Soil and subsoil.—In countries of abundant rainfall, a great distinction exists between the soil and the subsoil. The soil is represented by the upper few inches which are filled with the remnants of decayed vegetable matter and modified by plowing, harrowing, and other cultural operations. The subsoil has been profoundly modified by the action of the heavy rainfall, which, in soaking through the soil, has carried with it the finest soil grains, especially the clay, into the lower soil layers.
In time, the subsoil has become more distinctly clayey than the topsoil. Lime and other soil ingredients have likewise been carried down by the rains and deposited at different depths in the soil or wholly washed away. Ultimately, this results in the removal from the topsoil of the necessary plant-foods and the accumulation in the subsoil of the fine clay particles which so compact the subsoil as to make it difficult for roots and even air to penetrate it. The normal process of weathering or soil disintegration will then go on most actively in the topsoil and the subsoil will remain unweathered and raw. This accounts for the well-known fact that in humid countries any subsoil that may have been plowed up is reduced to a normal state of fertility and crop production only after several years of exposure to the elements. The humid farmer, knowing this, is usually very careful not to let his plow enter the subsoil to any great depth.

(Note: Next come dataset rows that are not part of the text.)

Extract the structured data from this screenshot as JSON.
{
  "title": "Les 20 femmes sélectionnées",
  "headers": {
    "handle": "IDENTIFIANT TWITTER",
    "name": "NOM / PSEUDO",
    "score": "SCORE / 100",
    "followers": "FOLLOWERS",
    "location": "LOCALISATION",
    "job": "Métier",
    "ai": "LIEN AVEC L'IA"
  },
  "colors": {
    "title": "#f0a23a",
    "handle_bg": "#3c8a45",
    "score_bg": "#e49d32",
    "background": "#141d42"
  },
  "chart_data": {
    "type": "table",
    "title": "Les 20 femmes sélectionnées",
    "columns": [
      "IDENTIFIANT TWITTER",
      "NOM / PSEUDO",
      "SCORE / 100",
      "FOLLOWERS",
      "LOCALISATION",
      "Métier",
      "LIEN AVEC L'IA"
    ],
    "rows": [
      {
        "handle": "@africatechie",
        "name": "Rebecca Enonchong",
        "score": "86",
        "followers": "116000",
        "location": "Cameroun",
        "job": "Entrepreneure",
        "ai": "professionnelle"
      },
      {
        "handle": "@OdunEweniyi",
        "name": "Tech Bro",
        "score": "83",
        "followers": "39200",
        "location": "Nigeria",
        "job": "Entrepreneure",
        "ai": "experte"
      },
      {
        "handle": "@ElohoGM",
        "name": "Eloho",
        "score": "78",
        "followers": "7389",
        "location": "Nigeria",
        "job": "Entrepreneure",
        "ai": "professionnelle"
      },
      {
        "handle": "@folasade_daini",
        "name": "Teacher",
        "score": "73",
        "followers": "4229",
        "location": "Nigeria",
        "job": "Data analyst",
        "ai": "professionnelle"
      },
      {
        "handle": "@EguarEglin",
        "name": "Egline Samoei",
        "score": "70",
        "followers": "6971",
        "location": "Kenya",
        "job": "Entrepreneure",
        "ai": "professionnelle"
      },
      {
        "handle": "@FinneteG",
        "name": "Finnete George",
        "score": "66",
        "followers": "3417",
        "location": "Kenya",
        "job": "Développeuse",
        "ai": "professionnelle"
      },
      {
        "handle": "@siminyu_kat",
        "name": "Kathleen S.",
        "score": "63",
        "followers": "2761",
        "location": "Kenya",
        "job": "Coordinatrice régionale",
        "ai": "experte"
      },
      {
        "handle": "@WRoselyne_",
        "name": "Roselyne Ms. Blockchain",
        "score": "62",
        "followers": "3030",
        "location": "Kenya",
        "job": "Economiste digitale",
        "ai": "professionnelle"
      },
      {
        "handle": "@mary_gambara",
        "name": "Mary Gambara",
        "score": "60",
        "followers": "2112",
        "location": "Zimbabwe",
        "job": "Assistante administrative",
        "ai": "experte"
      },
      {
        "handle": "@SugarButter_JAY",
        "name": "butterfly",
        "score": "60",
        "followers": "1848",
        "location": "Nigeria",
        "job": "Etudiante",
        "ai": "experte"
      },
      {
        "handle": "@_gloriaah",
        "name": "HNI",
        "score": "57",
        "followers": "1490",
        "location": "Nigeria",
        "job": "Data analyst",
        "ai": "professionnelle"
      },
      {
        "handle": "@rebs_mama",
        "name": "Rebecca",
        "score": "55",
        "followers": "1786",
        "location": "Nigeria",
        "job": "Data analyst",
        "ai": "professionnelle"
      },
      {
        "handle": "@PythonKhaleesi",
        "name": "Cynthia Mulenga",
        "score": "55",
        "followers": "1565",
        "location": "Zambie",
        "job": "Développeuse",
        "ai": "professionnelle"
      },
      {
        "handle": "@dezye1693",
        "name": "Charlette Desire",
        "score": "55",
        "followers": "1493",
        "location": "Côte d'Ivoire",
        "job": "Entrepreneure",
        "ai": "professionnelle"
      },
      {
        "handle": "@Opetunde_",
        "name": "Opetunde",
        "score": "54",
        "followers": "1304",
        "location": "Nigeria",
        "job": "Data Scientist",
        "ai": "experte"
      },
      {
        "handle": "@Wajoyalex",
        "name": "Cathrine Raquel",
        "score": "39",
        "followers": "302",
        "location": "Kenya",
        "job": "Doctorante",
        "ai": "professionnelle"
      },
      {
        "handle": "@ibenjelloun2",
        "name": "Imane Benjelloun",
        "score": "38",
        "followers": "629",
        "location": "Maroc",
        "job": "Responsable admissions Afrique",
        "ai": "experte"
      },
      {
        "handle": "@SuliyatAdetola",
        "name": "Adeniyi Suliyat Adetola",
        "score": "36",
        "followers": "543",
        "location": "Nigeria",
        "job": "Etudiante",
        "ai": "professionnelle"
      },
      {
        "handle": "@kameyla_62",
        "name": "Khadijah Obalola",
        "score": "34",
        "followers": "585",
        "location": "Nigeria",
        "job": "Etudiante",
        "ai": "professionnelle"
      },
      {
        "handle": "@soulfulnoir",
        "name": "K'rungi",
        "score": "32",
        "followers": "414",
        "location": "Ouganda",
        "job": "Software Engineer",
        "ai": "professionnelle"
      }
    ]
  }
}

In the arid regions or wherever a deficient rainfall prevails, these conditions are entirely reversed. The light rainfall seldom completely fills the soil pores to any considerable depth, but it rather moves down slowly as a him, enveloping the soil grains. The soluble materials of the soil are, in part at least, dissolved and carried down to the lower limit of the rain penetration, but the clay and other fine soil particles are not moved downward to any great extent. These conditions leave the soil and subsoil of approximately equal porosity. Plant roots can then penetrate the soil deeply, and the air can move up and down through the soil mass freely and to considerable depths. As a result, arid soils are weathered and made suitable for plant nutrition to very great depths. In fact, in dry-farm regions there need be little talk about soil and subsoil, since the soil is uniform in texture and usually nearly so in composition, from the top down to a distance of many feet.
Many soil sections 50 or more feet in depth are exposed in the dry-farming territory of the United States, and it has often been demonstrated that the subsoil to any depth is capable of producing, without further weathering, excellent yields of crops. This granular, permeable structure, characteristic of arid soils, is perhaps the most important single quality resulting from rock disintegration under arid conditions. As Hilgard remarks, it would seem that the farmer in the arid region owns from three to four farms, one above the other, as compared with the same acreage in the eastern states.